En effet, au vu de la fréquence et surtout de l’intensité croissante des catastrophes liées au climat, mettant ainsi en péril la sacro-sainte règle d’assurabilité qu’est l’aléa, les parties prenantes sont-elles prêtes à couvrir des sinistres toujours plus conséquents et de moins en moins fortuits ?

L’État résistera-t-il aux risques politiques d’un changement de réglementation de cette typologie de sinistres mais aussi aux attaques juridiques des autres réassureurs contestant le quasi-monopole de la CCR (90 % de parts de marché) ? Les assureurs et réassureurs français peuvent-ils, via des mécanismes alternatifs tournés vers les marchés financiers, prendre en charge tout ou partie de ces phénomènes climatiques et géologiques extrêmes, sans ou avec peu d’appui de l’État, comme c’est le cas dans d’autres pays anglo-saxons par exemple, même si la manne financière provenant des surprimes ad hoc est encore pléthorique ?

Les parties prenantes sont-elles prêtes à couvrir des sinistres toujours plus conséquents et de moins en moins fortuits ?

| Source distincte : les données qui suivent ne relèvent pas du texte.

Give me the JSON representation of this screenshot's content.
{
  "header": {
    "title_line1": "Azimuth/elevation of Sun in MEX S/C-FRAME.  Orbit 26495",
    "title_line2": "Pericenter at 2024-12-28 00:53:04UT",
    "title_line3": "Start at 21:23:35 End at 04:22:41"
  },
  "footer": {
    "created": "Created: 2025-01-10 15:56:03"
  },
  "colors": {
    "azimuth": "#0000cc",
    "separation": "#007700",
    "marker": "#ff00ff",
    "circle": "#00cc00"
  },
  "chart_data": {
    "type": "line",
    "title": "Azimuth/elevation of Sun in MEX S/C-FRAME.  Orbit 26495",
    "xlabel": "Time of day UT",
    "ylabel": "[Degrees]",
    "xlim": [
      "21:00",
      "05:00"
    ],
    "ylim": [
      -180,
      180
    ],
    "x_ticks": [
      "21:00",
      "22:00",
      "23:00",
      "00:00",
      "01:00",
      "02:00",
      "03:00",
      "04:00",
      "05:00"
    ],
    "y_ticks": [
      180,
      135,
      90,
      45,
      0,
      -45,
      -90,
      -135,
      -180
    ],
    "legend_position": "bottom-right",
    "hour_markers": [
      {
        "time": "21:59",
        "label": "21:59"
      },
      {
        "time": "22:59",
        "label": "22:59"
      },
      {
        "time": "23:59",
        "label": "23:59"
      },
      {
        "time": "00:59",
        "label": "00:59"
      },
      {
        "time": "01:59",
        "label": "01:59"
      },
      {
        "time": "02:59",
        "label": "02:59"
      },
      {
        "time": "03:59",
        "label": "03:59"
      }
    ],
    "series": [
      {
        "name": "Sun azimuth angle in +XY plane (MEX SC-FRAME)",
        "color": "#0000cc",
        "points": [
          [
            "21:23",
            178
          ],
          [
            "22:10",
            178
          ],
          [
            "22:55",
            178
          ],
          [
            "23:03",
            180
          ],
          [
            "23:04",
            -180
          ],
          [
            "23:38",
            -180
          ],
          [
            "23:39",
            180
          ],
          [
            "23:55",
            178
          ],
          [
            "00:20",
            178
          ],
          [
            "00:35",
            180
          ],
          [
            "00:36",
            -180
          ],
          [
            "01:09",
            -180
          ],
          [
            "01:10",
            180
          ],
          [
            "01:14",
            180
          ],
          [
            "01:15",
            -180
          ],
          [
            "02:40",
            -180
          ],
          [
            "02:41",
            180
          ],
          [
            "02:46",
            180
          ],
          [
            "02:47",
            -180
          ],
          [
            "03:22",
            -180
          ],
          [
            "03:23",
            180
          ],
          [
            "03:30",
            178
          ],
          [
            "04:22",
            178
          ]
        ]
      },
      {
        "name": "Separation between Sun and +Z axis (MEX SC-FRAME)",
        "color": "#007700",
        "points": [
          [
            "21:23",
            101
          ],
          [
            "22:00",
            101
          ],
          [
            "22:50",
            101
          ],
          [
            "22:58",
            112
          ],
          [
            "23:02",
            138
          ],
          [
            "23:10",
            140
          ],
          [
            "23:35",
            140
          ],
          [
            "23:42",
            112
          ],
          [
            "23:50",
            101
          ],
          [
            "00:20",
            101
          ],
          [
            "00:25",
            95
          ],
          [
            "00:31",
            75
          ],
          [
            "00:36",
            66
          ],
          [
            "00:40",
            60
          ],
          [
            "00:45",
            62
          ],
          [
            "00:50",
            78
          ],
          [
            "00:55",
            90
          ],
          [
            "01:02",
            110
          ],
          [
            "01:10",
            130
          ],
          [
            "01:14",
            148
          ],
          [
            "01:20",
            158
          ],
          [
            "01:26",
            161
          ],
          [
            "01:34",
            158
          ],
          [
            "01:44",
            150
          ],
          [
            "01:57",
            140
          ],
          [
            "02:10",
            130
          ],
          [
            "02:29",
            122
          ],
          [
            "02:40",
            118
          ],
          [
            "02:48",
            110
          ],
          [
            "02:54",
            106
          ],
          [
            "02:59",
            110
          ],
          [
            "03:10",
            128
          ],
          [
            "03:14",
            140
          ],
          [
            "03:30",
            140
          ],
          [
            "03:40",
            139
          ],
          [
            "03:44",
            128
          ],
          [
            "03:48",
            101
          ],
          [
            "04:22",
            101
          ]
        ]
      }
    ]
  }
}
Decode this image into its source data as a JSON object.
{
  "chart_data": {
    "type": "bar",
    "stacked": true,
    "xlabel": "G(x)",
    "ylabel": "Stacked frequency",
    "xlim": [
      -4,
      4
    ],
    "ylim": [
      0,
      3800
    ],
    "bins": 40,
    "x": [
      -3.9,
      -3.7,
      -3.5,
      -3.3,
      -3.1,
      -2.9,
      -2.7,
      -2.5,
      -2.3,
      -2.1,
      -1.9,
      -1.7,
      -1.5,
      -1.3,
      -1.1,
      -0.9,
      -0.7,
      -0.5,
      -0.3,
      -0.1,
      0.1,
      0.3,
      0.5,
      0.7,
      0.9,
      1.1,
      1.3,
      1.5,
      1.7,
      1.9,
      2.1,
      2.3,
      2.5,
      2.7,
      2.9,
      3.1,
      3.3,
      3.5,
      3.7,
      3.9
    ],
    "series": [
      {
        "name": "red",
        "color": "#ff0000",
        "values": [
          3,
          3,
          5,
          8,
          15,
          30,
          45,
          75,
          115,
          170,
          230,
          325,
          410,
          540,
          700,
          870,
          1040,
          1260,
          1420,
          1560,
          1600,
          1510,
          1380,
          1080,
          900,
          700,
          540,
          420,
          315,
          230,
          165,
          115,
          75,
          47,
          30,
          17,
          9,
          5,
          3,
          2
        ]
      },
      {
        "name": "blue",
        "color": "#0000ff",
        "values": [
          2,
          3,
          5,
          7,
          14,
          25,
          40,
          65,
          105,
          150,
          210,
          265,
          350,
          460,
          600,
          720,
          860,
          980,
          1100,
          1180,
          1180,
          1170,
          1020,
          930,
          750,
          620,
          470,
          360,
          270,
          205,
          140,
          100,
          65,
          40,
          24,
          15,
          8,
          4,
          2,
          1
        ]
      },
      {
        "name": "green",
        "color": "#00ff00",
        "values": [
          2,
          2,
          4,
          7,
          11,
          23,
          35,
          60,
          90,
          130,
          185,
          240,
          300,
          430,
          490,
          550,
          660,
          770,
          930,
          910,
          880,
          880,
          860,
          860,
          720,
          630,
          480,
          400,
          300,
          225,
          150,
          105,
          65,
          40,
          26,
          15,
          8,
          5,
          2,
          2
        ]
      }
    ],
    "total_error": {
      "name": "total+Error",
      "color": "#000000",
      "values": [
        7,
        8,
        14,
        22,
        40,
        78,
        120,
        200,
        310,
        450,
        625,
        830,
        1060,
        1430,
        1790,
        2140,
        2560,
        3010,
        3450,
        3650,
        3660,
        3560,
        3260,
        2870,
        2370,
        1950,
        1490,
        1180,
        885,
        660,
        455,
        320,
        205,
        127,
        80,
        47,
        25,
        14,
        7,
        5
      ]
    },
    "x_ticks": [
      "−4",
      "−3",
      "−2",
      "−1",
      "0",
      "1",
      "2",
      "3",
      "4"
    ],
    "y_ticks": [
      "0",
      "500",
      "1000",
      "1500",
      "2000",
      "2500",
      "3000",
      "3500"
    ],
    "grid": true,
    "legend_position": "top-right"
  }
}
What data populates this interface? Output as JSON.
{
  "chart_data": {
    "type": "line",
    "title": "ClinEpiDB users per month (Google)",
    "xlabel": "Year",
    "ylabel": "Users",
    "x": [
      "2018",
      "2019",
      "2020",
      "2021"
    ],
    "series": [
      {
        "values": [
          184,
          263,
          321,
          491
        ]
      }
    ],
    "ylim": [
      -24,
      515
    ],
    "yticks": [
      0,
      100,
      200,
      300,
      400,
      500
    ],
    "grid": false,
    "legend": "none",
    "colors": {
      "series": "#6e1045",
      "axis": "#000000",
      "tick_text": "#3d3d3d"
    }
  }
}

Qu’en est-il aujourd’hui de la prévention de ce type de risques, sur laquelle le projet de loi Baroin avait entamé une réflexion utile et qui présentait un très bon axe d’approche et d’amélioration pour qu’enfin une prise de conscience collective s’amorce et que l’on ne se contente pas de subir passivement, catastrophe après catastrophe, les conséquences humaines et financières de tels événements ?

On le voit bien, la réponse à la question « un risque reste-t-il assurable s’il n’est plus aléatoire ? » semble évidente pour un « puriste » de l’assurance.

Mais est-elle toujours aussi évidente face aux événements auxquels on assiste depuis quelques années ? Sans doute pas, mais parce qu’elle renvoie, en définitive, à de multiples autres questions – on en a listé les principales en conclusion – auxquelles il est aussi difficile d’apporter une réponse satisfaisante (pour le moment du moins), cette question se devait d’être posée afin d’ouvrir une réflexion qui pourrait s’avérer d’actualité dans un avenir plus ou moins proche.